Additionally, East West Bank’s Executive Vice President and Head of Global Banking Deborah Leerhsen pointed to the bank’s relationship with the Federal Home Loan Bank of San Francisco as a means to offer more competitive rates during times of disaster.

Deborah Leerhsen of East West Bank.

With BofA’s resources, Diop said that it, along with other banks of comparable size, may be able to pull this off in some capacity but he does not see a way for smaller, regional banks or non-bank fintech lenders to do the same. Nevertheless, even if some flexible rates are offered, people are still going to be drowning with costs associated with prior loans, new financing and temporary housing, Diop said.

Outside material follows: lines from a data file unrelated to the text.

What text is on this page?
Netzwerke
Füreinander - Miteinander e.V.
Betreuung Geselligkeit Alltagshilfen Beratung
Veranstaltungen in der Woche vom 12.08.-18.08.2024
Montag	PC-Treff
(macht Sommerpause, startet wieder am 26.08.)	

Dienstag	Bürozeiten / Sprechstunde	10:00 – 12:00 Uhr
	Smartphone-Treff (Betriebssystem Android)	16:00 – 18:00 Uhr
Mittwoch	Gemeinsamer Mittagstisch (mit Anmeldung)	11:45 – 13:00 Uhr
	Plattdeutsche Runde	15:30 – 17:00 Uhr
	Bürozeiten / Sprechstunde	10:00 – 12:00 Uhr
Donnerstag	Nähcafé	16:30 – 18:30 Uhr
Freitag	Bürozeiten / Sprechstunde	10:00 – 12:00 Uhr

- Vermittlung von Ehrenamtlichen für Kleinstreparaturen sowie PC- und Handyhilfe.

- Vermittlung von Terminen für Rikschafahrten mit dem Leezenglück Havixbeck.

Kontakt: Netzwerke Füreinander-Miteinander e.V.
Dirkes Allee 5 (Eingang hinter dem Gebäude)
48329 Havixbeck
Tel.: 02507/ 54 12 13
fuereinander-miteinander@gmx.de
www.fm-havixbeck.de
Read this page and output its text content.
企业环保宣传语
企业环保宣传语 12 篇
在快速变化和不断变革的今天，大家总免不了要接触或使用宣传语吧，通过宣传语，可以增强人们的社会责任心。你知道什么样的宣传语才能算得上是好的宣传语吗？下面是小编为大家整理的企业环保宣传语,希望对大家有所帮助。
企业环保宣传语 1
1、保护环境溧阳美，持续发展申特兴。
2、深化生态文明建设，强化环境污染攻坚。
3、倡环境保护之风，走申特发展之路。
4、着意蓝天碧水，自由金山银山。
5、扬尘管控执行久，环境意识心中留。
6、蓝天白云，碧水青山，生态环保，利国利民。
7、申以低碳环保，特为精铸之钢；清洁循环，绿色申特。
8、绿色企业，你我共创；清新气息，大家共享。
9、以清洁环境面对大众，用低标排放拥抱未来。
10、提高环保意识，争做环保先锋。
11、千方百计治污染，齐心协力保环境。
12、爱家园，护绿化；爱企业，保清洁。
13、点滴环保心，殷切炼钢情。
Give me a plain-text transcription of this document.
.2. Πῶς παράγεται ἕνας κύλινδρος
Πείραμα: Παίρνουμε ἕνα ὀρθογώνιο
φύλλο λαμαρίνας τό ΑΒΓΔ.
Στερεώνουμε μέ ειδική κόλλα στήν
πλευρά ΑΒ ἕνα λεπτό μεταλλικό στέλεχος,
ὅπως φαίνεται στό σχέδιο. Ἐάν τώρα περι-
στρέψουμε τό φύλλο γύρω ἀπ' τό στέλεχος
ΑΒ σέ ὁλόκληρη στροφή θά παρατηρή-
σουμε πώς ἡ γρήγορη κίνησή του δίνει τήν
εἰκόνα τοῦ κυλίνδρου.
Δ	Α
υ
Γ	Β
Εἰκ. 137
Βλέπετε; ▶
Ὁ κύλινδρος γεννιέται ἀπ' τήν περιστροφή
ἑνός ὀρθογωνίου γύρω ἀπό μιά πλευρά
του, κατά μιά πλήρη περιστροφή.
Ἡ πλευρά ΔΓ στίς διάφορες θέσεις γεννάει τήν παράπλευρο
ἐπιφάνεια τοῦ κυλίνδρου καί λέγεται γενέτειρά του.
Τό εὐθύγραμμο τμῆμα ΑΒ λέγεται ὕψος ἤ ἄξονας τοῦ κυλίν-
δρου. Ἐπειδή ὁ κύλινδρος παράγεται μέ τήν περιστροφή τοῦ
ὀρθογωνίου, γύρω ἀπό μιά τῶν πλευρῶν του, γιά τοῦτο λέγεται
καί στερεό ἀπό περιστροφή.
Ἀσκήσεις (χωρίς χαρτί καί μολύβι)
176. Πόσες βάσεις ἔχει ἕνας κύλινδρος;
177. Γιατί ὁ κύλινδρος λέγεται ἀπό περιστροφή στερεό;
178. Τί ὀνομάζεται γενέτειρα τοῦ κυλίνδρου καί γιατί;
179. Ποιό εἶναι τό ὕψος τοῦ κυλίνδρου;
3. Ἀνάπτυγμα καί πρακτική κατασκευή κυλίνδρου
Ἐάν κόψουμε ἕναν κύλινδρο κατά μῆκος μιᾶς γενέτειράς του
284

“Whatever subsidy (people) have received from the government in terms of temporary housing is going to run out very soon too (in addition to forbearance offerings) so they will have to start paying for housing themselves directly, and that will have to take priority over servicing their mortgages,” Diop said.

The impacts of temporary housing will likely impact Altadena and the Pacific Palisades disproportionately. With the Palisades’ community’s socioeconomic status being higher on average, those dislocated from the area won’t struggle as much to occupy higher end housing, which has a much higher vacancy. On the other hand, people affected by the Eaton fire, who are more likely to be seeking affordable housing, will have a difficult time as vacancy in that realm is quite low as it is. Thus, Diop sees the possibility of folks from Altadena temporarily migrating to other areas such as the Inland Empire.

“You really feel for these people, because they will be experiencing this hardship for a while,” Diop said. “It’s going to take some time before their lives are back to normal.”